On peut citer le groupe Unilever, l’un des géants de la consommation possédant plus de 500 marques. Alan Jope a annoncé en 2019 un plan de développement durable pour 400 marques du groupe et la suppression de celles qui ne pourront pas se transformer. Les nouveaux engagements d’Unilver sont ambitieux et visent la réduction de ses déchets plastiques et une contribution à la création d’une économie circulaire pour les plastiques. Parmi les marques impactées, Dove commercialise désormais des produits dont l’emballage est issu du recyclage, d’autres sans emballage et des déodorants rechargeables. Certaines marques du groupe telles que REN Clean Skincare et Love Beauty and Planet, qui sont des acquisitions, s’engagent sur le terrain du vegan et du 100 % recyclé. Leur communication se fait essentiellement sur les réseaux sociaux via des programmes d’influence. 

En 2019, Unilever a également lancé The Right to Shower, une marque de savons solides et liquides, vegan, cruetly-free et faits à la main. Le packaging est issu à 100 % de matières recyclées et est totalement recyclable. Cette marque a particulièrement plu à la rédaction de customR car elle reverse 100% de ses bénéfices pour financer des douches mobiles pour les sans-abris américains. Une action hautement valorisée pour un groupe comme Unilever. 

 

Autre géant, L’Oréal s’engage dans la clean beauty avec le Programme Sharing Beauté for All qui fixe des engagements concrets d’ici fin 2020, de la conception des produits à leur distribution, en passant par le processus de production ou encore le sourcing des ingrédients. Une démarche que la marque relaie dans sa communication corporate. 

D’ici à 2020, 100 % des produits L’Oréal présenteront un profil environnemental ou social amélioré. Pour réussir sur un périmètre aussi large, le groupe mise sur un outil d’évaluation et de suivi qu’il a mis deux ans à élaborer. Baptisé SPOT, il permet de visualiser très rapidement les points d’amélioration d’un produit. Des engagements testés sur La Roche-Posay qui s’habillera de packaging 100 % papier d’ici 2020. 

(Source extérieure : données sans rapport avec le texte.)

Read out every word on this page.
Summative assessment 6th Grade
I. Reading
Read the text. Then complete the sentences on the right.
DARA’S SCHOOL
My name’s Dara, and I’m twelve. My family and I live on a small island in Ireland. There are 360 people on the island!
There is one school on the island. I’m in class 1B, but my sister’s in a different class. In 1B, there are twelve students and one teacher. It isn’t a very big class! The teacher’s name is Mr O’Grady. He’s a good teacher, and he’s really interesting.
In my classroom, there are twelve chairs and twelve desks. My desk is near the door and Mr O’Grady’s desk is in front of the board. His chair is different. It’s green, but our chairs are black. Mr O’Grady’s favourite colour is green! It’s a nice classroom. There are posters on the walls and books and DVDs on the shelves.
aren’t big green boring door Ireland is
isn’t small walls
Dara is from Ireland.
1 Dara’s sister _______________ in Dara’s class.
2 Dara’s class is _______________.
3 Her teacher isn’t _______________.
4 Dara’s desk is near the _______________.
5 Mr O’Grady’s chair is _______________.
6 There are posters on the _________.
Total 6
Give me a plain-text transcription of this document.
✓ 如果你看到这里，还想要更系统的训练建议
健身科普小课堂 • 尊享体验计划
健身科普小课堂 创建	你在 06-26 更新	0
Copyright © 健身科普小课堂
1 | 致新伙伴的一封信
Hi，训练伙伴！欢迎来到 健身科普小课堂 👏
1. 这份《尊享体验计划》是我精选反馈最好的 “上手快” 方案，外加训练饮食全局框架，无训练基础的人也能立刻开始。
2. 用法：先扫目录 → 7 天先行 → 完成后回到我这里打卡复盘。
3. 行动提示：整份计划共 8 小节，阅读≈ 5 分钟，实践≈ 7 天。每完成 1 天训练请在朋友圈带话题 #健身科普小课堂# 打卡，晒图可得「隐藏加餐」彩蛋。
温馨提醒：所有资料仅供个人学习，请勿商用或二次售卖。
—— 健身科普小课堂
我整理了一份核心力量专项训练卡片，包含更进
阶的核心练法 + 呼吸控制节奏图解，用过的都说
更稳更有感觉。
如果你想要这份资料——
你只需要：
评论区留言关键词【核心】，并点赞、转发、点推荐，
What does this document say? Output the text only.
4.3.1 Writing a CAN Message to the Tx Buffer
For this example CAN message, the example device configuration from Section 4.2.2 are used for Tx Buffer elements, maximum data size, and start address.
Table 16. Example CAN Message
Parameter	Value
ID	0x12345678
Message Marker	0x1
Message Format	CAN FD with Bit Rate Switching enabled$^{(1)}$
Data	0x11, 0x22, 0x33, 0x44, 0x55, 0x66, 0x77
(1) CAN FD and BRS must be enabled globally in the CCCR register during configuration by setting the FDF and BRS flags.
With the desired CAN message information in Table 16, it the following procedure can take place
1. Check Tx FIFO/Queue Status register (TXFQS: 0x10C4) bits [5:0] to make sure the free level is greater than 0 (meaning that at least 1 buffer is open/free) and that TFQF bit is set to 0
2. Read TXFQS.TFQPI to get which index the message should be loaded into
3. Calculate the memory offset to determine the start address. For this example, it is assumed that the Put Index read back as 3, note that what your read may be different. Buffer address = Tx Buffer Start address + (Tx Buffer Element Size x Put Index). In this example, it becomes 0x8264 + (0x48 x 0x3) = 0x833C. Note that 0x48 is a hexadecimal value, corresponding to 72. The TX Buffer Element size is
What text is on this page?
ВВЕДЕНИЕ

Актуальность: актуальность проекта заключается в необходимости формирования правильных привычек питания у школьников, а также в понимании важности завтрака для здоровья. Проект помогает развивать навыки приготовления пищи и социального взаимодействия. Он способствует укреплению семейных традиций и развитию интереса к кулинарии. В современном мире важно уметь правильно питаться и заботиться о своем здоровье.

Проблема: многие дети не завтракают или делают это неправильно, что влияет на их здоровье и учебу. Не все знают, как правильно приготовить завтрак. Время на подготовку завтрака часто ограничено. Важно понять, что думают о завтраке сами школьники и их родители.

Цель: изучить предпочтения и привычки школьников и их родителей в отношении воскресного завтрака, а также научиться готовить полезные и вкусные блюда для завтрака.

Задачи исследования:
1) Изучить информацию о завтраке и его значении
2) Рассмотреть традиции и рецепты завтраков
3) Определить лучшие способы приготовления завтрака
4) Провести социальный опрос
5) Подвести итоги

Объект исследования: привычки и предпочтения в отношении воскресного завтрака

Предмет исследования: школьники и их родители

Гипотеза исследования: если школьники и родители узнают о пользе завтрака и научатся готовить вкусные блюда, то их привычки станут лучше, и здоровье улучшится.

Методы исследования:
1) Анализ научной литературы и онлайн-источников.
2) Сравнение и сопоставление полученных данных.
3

Une problématique de recyclage qui devrait donc s’étendre à toutes les marques du groupe, également reprise par de nombreux acteurs du milieu. LVMH et Pierre Fabre (Avène, A-Derma, Ducray, Klorane, Ganélic, etc.) ont annoncé des améliorations dans la composition de leurs produits comme dans les solutions d’emballages. 

 

Pour convaincre les consommateurs du déploiement de leurs engagements, les marques fixent des dates concernant l’aboutissement de leurs actions environnementales. Une stratégie de moyens qui implique des actions immédiates pour tenir ses promesses et embarquer le consommateur dans sa démarche.